The smaller infinite cardinal is the cardinality of $\mathbb{N}$ (the countable infinity). It is the same as the cardinality of $\mathbb{N}\times\mathbb{N}$.
As your set is a subset of $\mathbb{N}\times\mathbb{N}$, its cardinal is at most infinite countable. But as it is infinite, it is at least infinite countable. Thus its cardinality is infinite countable.

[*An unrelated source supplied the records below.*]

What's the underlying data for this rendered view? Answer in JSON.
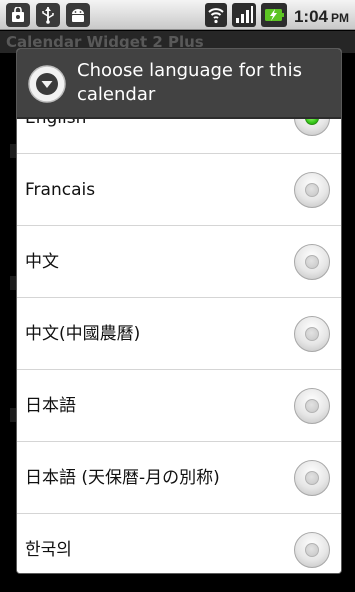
{
  "status_bar": {
    "time": "1:04",
    "ampm": "PM",
    "left_icons": [
      "shopping-bag-icon",
      "usb-icon",
      "android-debug-icon"
    ],
    "right_icons": [
      "wifi-icon",
      "signal-icon",
      "battery-charging-icon"
    ]
  },
  "background_app": {
    "title": "Calendar Widget 2 Plus"
  },
  "dialog": {
    "title": "Choose language for this calendar",
    "icon": "dropdown-circle-icon",
    "options": [
      {
        "label": "English",
        "selected": true
      },
      {
        "label": "Francais",
        "selected": false
      },
      {
        "label": "中文",
        "selected": false
      },
      {
        "label": "中文(中國農曆)",
        "selected": false
      },
      {
        "label": "日本語",
        "selected": false
      },
      {
        "label": "日本語 (天保暦-月の別称)",
        "selected": false
      },
      {
        "label": "한국의",
        "selected": false
      }
    ]
  },
  "colors": {
    "accent_selected": "#3ccc1a",
    "dialog_header": "#424242"
  }
}
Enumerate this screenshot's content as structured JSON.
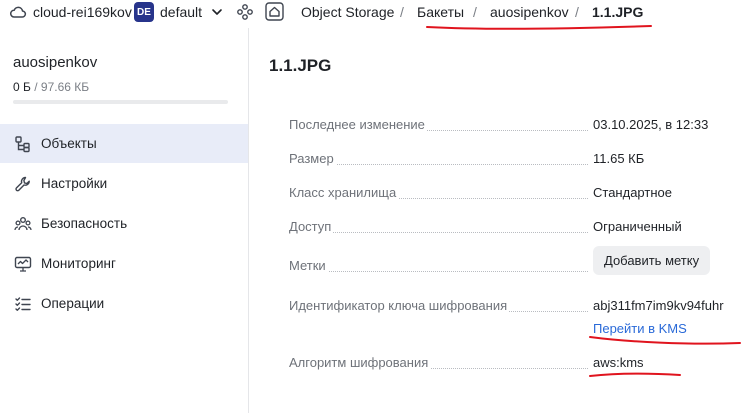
{
  "topbar": {
    "cloud_label": "cloud-rei169kov",
    "folder_badge": "DE",
    "folder_label": "default",
    "breadcrumbs": [
      {
        "label": "Object Storage"
      },
      {
        "label": "Бакеты"
      },
      {
        "label": "auosipenkov"
      },
      {
        "label": "1.1.JPG"
      }
    ],
    "separator": "/"
  },
  "sidebar": {
    "bucket_name": "auosipenkov",
    "usage_used": "0 Б",
    "usage_total": " / 97.66 КБ",
    "usage_fraction": 0,
    "items": [
      {
        "label": "Объекты",
        "icon": "objects-icon",
        "active": true
      },
      {
        "label": "Настройки",
        "icon": "wrench-icon",
        "active": false
      },
      {
        "label": "Безопасность",
        "icon": "users-icon",
        "active": false
      },
      {
        "label": "Мониторинг",
        "icon": "monitor-icon",
        "active": false
      },
      {
        "label": "Операции",
        "icon": "checklist-icon",
        "active": false
      }
    ]
  },
  "main": {
    "title": "1.1.JPG",
    "props": {
      "modified_label": "Последнее изменение",
      "modified_value": "03.10.2025, в 12:33",
      "size_label": "Размер",
      "size_value": "11.65 КБ",
      "class_label": "Класс хранилища",
      "class_value": "Стандартное",
      "access_label": "Доступ",
      "access_value": "Ограниченный",
      "tags_label": "Метки",
      "add_tag_button": "Добавить метку",
      "kms_key_label": "Идентификатор ключа шифрования",
      "kms_key_value": "abj311fm7im9kv94fuhr",
      "kms_link": "Перейти в KMS",
      "algo_label": "Алгоритм шифрования",
      "algo_value": "aws:kms"
    }
  },
  "colors": {
    "accent": "#2a6ad8",
    "badge": "#27348b",
    "active_bg": "#e8ecf8",
    "annotation_red": "#e0141e"
  }
}
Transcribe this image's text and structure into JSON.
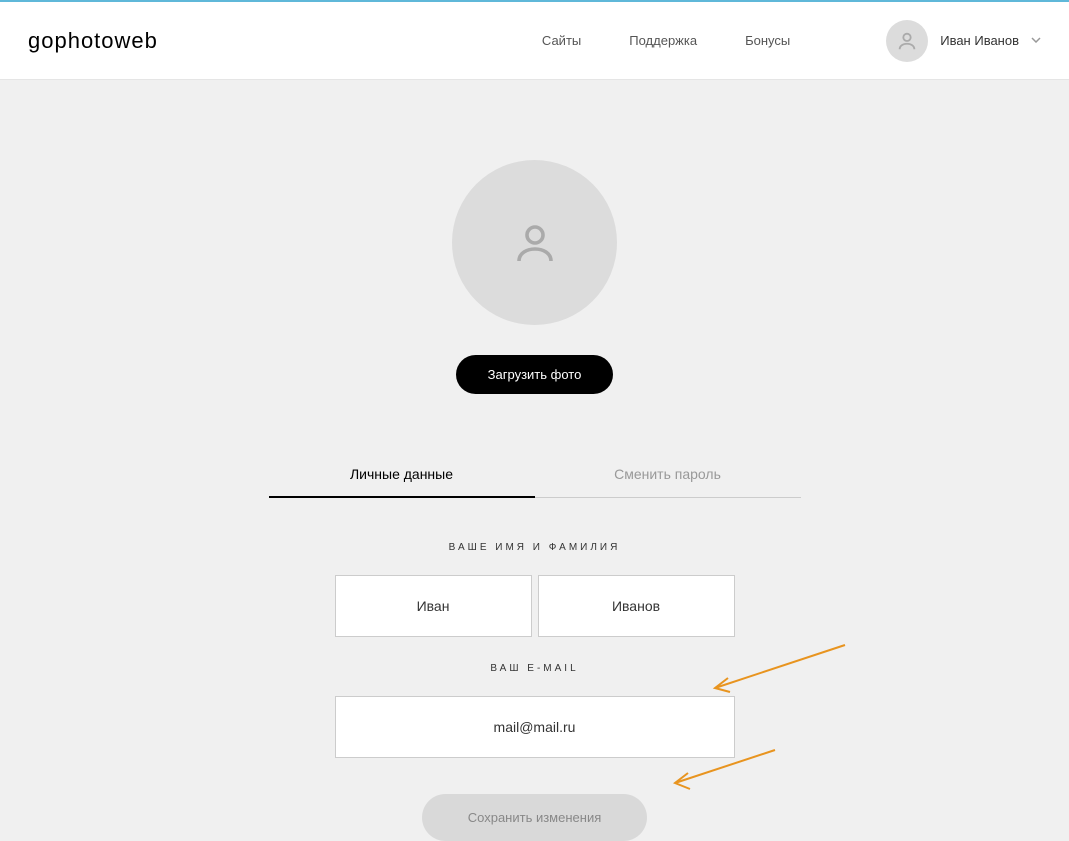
{
  "header": {
    "logo": "gophotoweb",
    "nav": {
      "sites": "Сайты",
      "support": "Поддержка",
      "bonuses": "Бонусы"
    },
    "user_name": "Иван Иванов"
  },
  "profile": {
    "upload_label": "Загрузить фото"
  },
  "tabs": {
    "personal": "Личные данные",
    "password": "Сменить пароль"
  },
  "form": {
    "name_label": "ВАШЕ ИМЯ И ФАМИЛИЯ",
    "first_name": "Иван",
    "last_name": "Иванов",
    "email_label": "ВАШ E-MAIL",
    "email": "mail@mail.ru",
    "save_label": "Сохранить изменения"
  }
}
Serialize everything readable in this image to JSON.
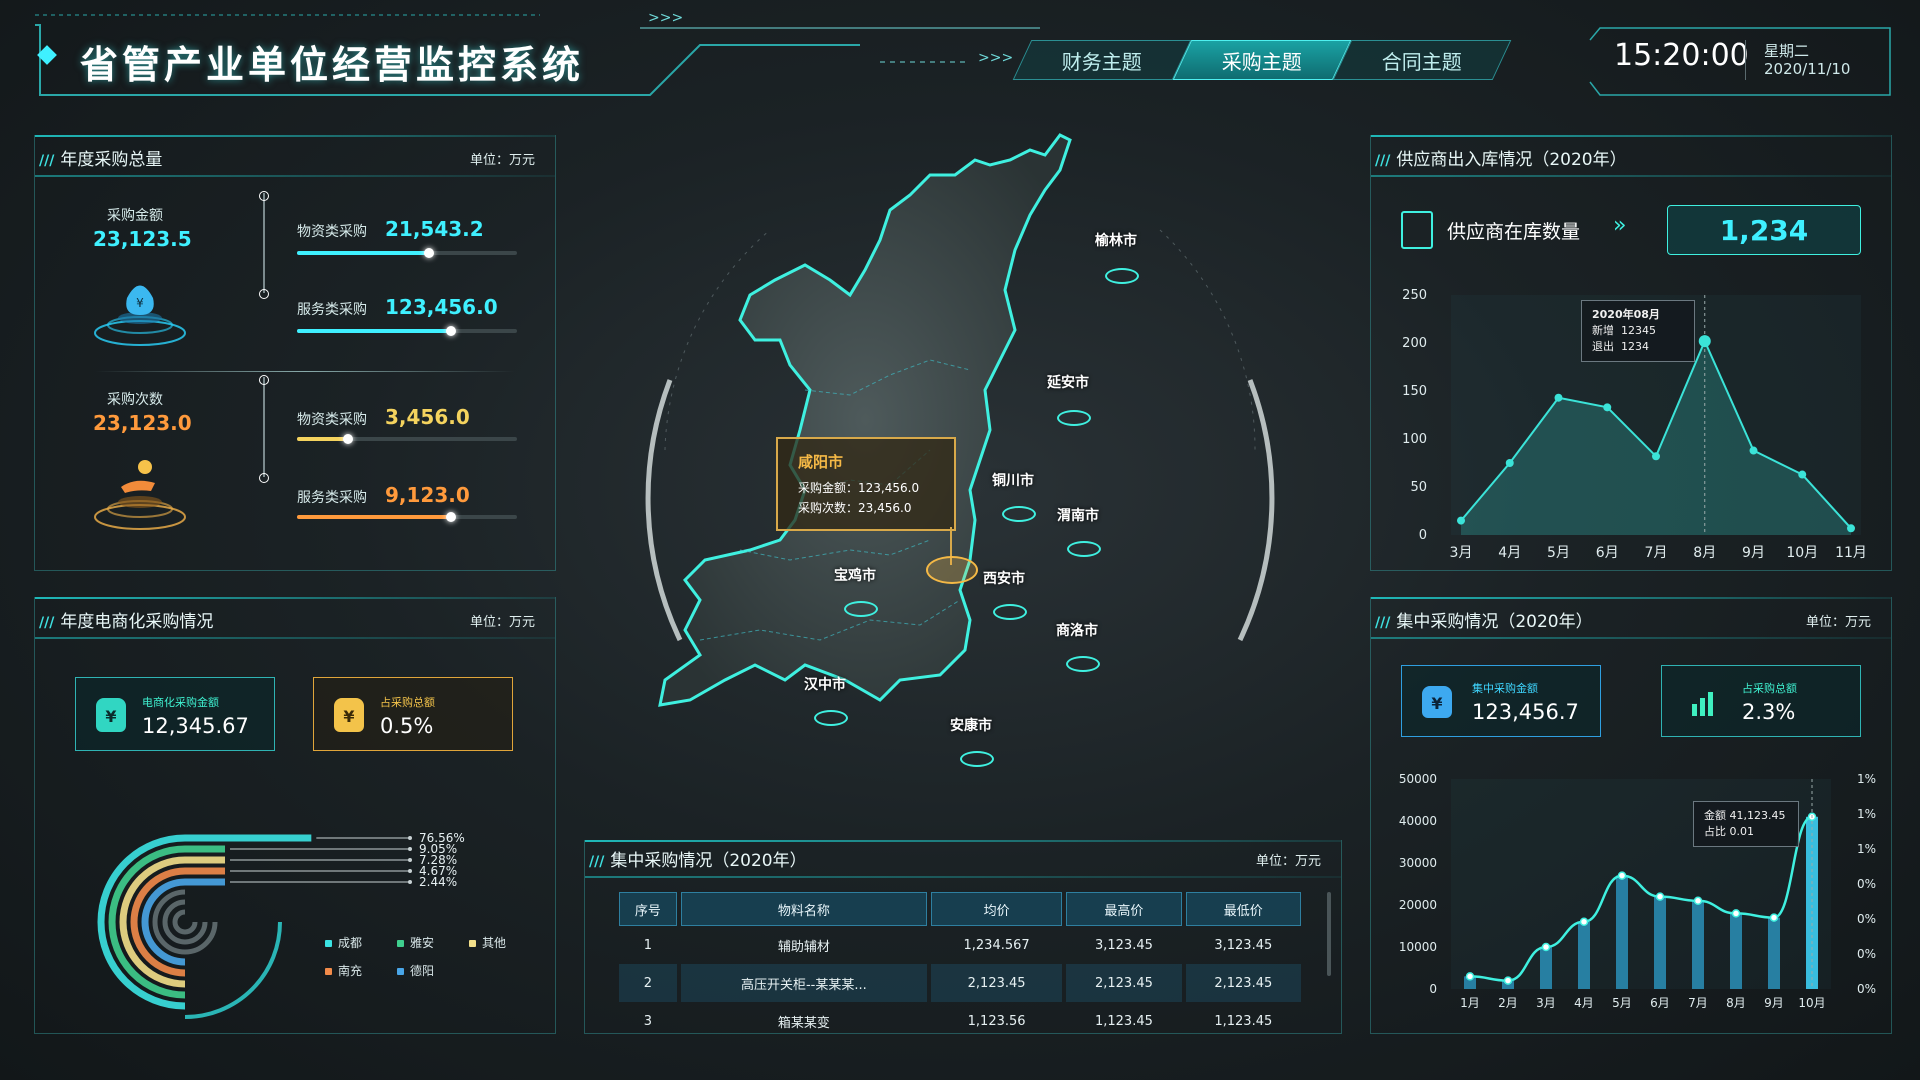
{
  "header": {
    "title": "省管产业单位经营监控系统",
    "arrows": ">>>",
    "tabs": [
      {
        "label": "财务主题",
        "active": false
      },
      {
        "label": "采购主题",
        "active": true
      },
      {
        "label": "合同主题",
        "active": false
      }
    ],
    "time": "15:20:00",
    "weekday": "星期二",
    "date": "2020/11/10"
  },
  "annual_purchase": {
    "title": "年度采购总量",
    "unit": "单位：万元",
    "amount_label": "采购金额",
    "amount_value": "23,123.5",
    "count_label": "采购次数",
    "count_value": "23,123.0",
    "amount_rows": [
      {
        "label": "物资类采购",
        "value": "21,543.2",
        "progress": 0.6,
        "color": "#3ff0ff"
      },
      {
        "label": "服务类采购",
        "value": "123,456.0",
        "progress": 0.7,
        "color": "#3ff0ff"
      }
    ],
    "count_rows": [
      {
        "label": "物资类采购",
        "value": "3,456.0",
        "progress": 0.23,
        "color": "#f4d35e"
      },
      {
        "label": "服务类采购",
        "value": "9,123.0",
        "progress": 0.7,
        "color": "#ff9a3c"
      }
    ]
  },
  "ecommerce": {
    "title": "年度电商化采购情况",
    "unit": "单位：万元",
    "card1_label": "电商化采购金额",
    "card1_value": "12,345.67",
    "card2_label": "占采购总额",
    "card2_value": "0.5%",
    "chart_data": {
      "type": "bar",
      "categories": [
        "成都",
        "雅安",
        "其他",
        "南充",
        "德阳"
      ],
      "values": [
        76.56,
        9.05,
        7.28,
        4.67,
        2.44
      ],
      "value_labels": [
        "76.56%",
        "9.05%",
        "7.28%",
        "4.67%",
        "2.44%"
      ],
      "colors": [
        "#3be3e3",
        "#3fcf8e",
        "#f3e08a",
        "#f28b4a",
        "#49a6e8"
      ]
    }
  },
  "map": {
    "tooltip_city": "咸阳市",
    "tooltip_amount_label": "采购金额：",
    "tooltip_amount": "123,456.0",
    "tooltip_count_label": "采购次数：",
    "tooltip_count": "23,456.0",
    "cities": [
      "榆林市",
      "延安市",
      "铜川市",
      "渭南市",
      "宝鸡市",
      "西安市",
      "商洛市",
      "汉中市",
      "安康市"
    ]
  },
  "central_table": {
    "title": "集中采购情况（2020年）",
    "unit": "单位：万元",
    "columns": [
      "序号",
      "物料名称",
      "均价",
      "最高价",
      "最低价"
    ],
    "rows": [
      [
        "1",
        "辅助辅材",
        "1,234.567",
        "3,123.45",
        "3,123.45"
      ],
      [
        "2",
        "高压开关柜--某某某...",
        "2,123.45",
        "2,123.45",
        "2,123.45"
      ],
      [
        "3",
        "箱某某变",
        "1,123.56",
        "1,123.45",
        "1,123.45"
      ]
    ]
  },
  "supplier": {
    "title": "供应商出入库情况（2020年）",
    "count_label": "供应商在库数量",
    "count_value": "1,234",
    "tooltip_month": "2020年08月",
    "tooltip_new_label": "新增",
    "tooltip_new": "12345",
    "tooltip_exit_label": "退出",
    "tooltip_exit": "1234",
    "chart_data": {
      "type": "line",
      "categories": [
        "3月",
        "4月",
        "5月",
        "6月",
        "7月",
        "8月",
        "9月",
        "10月",
        "11月"
      ],
      "values": [
        15,
        75,
        143,
        133,
        82,
        202,
        88,
        63,
        7
      ],
      "ylim": [
        0,
        250
      ],
      "yticks": [
        "0",
        "50",
        "100",
        "150",
        "200",
        "250"
      ],
      "color": "#3be3d8"
    }
  },
  "central_right": {
    "title": "集中采购情况（2020年）",
    "unit": "单位：万元",
    "card1_label": "集中采购金额",
    "card1_value": "123,456.7",
    "card2_label": "占采购总额",
    "card2_value": "2.3%",
    "tooltip_amount": "金额 41,123.45",
    "tooltip_ratio": "占比 0.01",
    "chart_data": {
      "type": "bar",
      "categories": [
        "1月",
        "2月",
        "3月",
        "4月",
        "5月",
        "6月",
        "7月",
        "8月",
        "9月",
        "10月"
      ],
      "values": [
        3000,
        2000,
        10000,
        16000,
        27000,
        22000,
        21000,
        18000,
        17000,
        41000
      ],
      "ylim": [
        0,
        50000
      ],
      "yticks": [
        "0",
        "10000",
        "20000",
        "30000",
        "40000",
        "50000"
      ],
      "y2ticks": [
        "0%",
        "0%",
        "0%",
        "0%",
        "1%",
        "1%",
        "1%"
      ],
      "color": "#2ec8e8"
    }
  }
}
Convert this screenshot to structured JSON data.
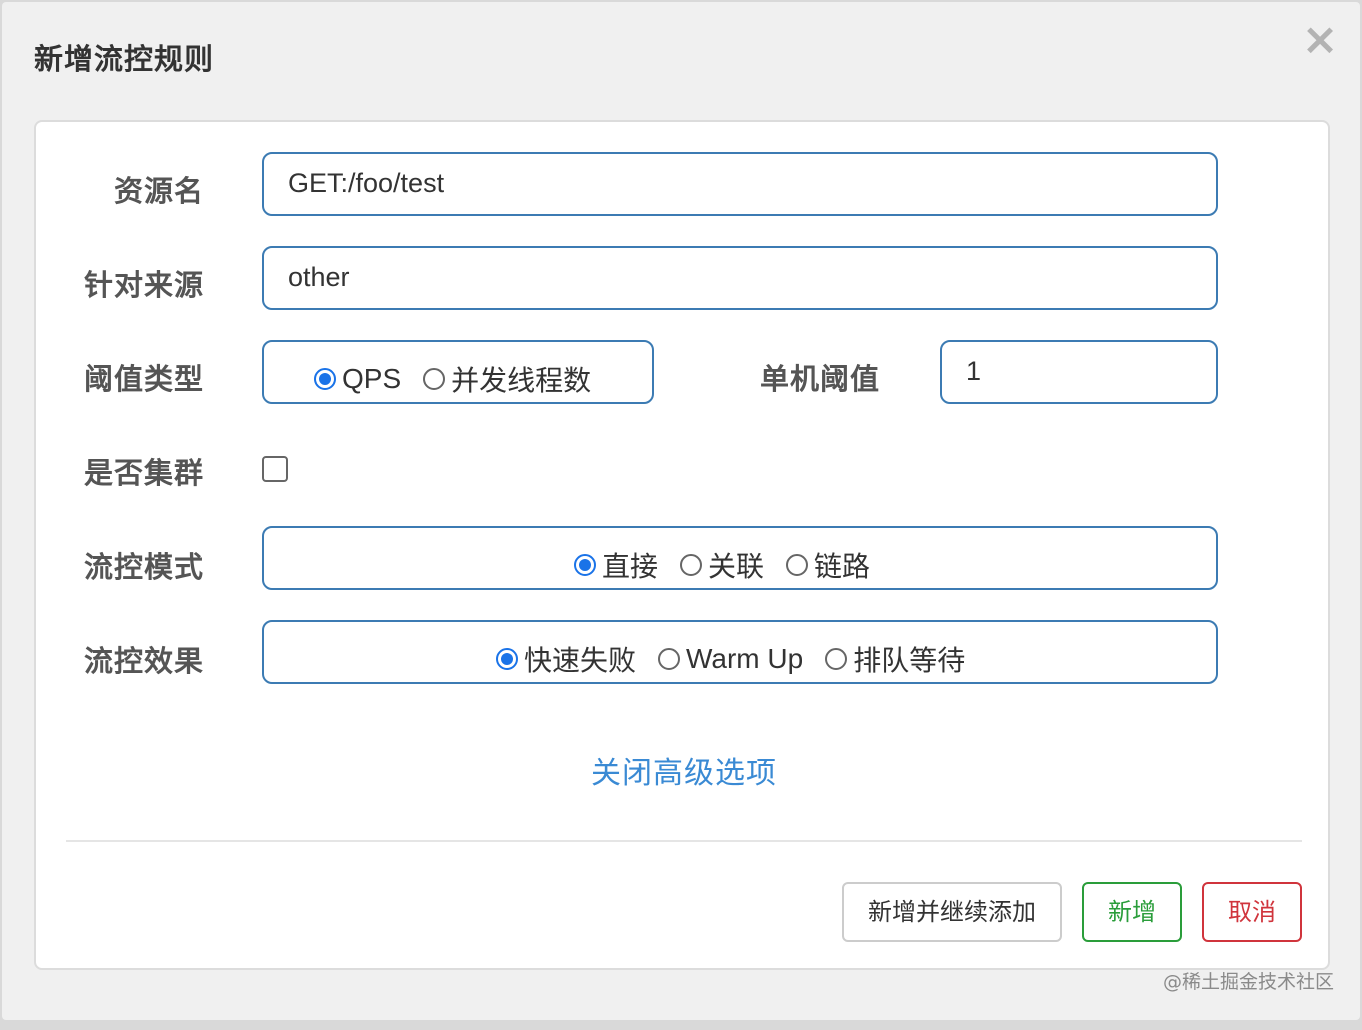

Another more rigorous proof would use Cantor-Bernstein theorem : find an injective function of $\mathbb{N}\times\mathbb{N}$ to your subset and an injective function from your subset to $\mathbb{N}\times\mathbb{N}$. I propose the following. Say your subset is $A$, and
\begin{align} f : A &\to \mathbb{N}\times\mathbb{N} \\ (x,y) &\mapsto (x,y) \end{align} is the natural injection, and \begin{align} g : \mathbb{N}\times\mathbb{N} & \to A \\ (x,y) & \mapsto (x+y,x-y) \text{ if } x> y \\ (x,y) & \mapsto (y-x, x+y) \text{ if} x \leqslant y \end{align} Show that $g$ is injective (it is easy) and well defined (because$ (x+y)-(x-y) = 2x$ and $(y-x)-(x+y) = -2x$ are even).